- GBP/USD remains on the defensive on Monday amid a bullish US Dollar.
- The BoE’s hawkish tilt underpins the GBP and limits losses for the major.
- Traders look to this week’s UK/US macro releases from a fresh impetus.
The GBP/USD pair kicks off the new week on a softer note, albeit it lacks follow-through selling and remains confined in a range around the 1.2900 mark amid mixed fundamental cues.
The US Dollar (USD) holds steady below a four-month high touched last week amid expectations that US President-elect Donald Trump's policies would spur inflation and restrict the Federal Reserve's (Fed) ability to ease policy aggressively. This, in turn, is seen as a key factor acting as a headwind for the GBP/USD pair, though the Bank of England's hawkish stance helps limit the downside.
In fact, the BoE warned that the expansive Autumn Budget introduced by Chancellor Rachel Reeves is expected to fuel inflation, suggesting that it adopt a cautious stance toward rate cuts in 2025. Furthermore, the risk-on mood contributes to capping gains for the safe-haven Greenback and offers some support to the GBP/USD pair, warranting some caution before placing aggressive bearish bets.
Investors also seem reluctant and might prefer to move to the sidelines ahead of important macro releases from the UK and the US. This week's economic docket features the UK jobs data on Tuesday, the US consumer inflation figures and the Producer Price Index (PPI) on Wednesday and Thursday, respectively, followed by the Prelim Q3 UK GDP and the US Retail Sales on Friday.
Apart from this, investors will take cues from Fed Chair Jerome Powell and BoE Governor Andrew Bailey's speech late Thursday. This, in turn, will determine the next leg of a directional move for the GBP/USD pair. In the meantime, the underlying strong bullish tone surrounding the USD might continue to cap spot prices, suggesting that any attempted move-up could be seen as a selling opportunity.

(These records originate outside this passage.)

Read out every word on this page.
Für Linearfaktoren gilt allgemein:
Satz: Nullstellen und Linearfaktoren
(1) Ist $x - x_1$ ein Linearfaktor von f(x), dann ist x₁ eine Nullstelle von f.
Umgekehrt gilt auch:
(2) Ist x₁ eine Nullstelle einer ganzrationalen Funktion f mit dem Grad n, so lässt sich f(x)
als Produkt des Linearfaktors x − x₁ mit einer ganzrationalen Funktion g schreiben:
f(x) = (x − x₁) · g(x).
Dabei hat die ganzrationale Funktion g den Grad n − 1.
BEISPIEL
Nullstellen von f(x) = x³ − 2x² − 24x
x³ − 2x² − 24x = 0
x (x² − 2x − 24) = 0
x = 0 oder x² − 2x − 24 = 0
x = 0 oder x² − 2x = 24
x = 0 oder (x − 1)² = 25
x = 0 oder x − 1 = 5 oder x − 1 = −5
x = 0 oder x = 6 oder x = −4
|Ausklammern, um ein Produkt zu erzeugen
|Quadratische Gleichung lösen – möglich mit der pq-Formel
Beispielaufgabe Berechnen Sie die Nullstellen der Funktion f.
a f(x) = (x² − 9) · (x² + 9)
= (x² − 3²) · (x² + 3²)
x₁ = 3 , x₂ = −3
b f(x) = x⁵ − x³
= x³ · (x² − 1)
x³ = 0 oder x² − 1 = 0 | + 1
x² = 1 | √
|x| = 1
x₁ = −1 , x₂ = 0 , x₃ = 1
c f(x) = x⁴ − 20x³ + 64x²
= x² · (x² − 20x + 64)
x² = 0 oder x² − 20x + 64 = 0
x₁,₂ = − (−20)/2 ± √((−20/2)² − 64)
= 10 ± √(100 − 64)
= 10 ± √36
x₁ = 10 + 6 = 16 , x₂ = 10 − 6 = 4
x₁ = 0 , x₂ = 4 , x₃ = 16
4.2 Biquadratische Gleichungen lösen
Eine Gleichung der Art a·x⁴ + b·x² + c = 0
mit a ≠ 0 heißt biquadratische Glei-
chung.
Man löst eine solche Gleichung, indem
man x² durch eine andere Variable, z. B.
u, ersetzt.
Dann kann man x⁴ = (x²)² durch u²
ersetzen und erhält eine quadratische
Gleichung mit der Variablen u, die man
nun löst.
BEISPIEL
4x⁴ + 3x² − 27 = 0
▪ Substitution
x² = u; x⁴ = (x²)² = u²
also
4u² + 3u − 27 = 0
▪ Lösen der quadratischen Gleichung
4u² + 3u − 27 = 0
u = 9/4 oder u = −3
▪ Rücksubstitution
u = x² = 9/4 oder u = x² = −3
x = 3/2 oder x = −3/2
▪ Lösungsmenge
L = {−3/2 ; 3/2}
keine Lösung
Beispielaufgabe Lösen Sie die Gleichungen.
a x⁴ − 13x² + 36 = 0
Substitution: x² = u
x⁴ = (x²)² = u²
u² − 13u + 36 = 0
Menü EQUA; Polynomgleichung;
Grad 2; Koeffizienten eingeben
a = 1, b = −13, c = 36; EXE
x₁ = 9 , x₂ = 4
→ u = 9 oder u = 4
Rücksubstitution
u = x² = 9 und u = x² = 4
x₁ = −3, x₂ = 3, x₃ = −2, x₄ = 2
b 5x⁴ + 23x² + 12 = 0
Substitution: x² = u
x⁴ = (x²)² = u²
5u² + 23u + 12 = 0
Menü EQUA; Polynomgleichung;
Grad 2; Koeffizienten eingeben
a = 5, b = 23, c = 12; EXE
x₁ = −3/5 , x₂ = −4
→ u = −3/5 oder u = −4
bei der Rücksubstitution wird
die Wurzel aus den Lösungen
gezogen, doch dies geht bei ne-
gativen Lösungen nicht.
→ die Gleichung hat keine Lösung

(This story was corrected on November 11 at 08:35 GMT to say Fed Chair Jerome Powell and BoE Governor Andrew Bailey's speech late Thursday, not on Friday.)
Pound Sterling FAQs
The Pound Sterling (GBP) is the oldest currency in the world (886 AD) and the official currency of the United Kingdom. It is the fourth most traded unit for foreign exchange (FX) in the world, accounting for 12% of all transactions, averaging $630 billion a day, according to 2022 data. Its key trading pairs are GBP/USD, also known as ‘Cable’, which accounts for 11% of FX, GBP/JPY, or the ‘Dragon’ as it is known by traders (3%), and EUR/GBP (2%). The Pound Sterling is issued by the Bank of England (BoE).
The single most important factor influencing the value of the Pound Sterling is monetary policy decided by the Bank of England. The BoE bases its decisions on whether it has achieved its primary goal of “price stability” – a steady inflation rate of around 2%. Its primary tool for achieving this is the adjustment of interest rates. When inflation is too high, the BoE will try to rein it in by raising interest rates, making it more expensive for people and businesses to access credit. This is generally positive for GBP, as higher interest rates make the UK a more attractive place for global investors to park their money. When inflation falls too low it is a sign economic growth is slowing. In this scenario, the BoE will consider lowering interest rates to cheapen credit so businesses will borrow more to invest in growth-generating projects.
Data releases gauge the health of the economy and can impact the value of the Pound Sterling. Indicators such as GDP, Manufacturing and Services PMIs, and employment can all influence the direction of the GBP. A strong economy is good for Sterling. Not only does it attract more foreign investment but it may encourage the BoE to put up interest rates, which will directly strengthen GBP. Otherwise, if economic data is weak, the Pound Sterling is likely to fall.
Another significant data release for the Pound Sterling is the Trade Balance. This indicator measures the difference between what a country earns from its exports and what it spends on imports over a given period. If a country produces highly sought-after exports, its currency will benefit purely from the extra demand created from foreign buyers seeking to purchase these goods. Therefore, a positive net Trade Balance strengthens a currency and vice versa for a negative balance.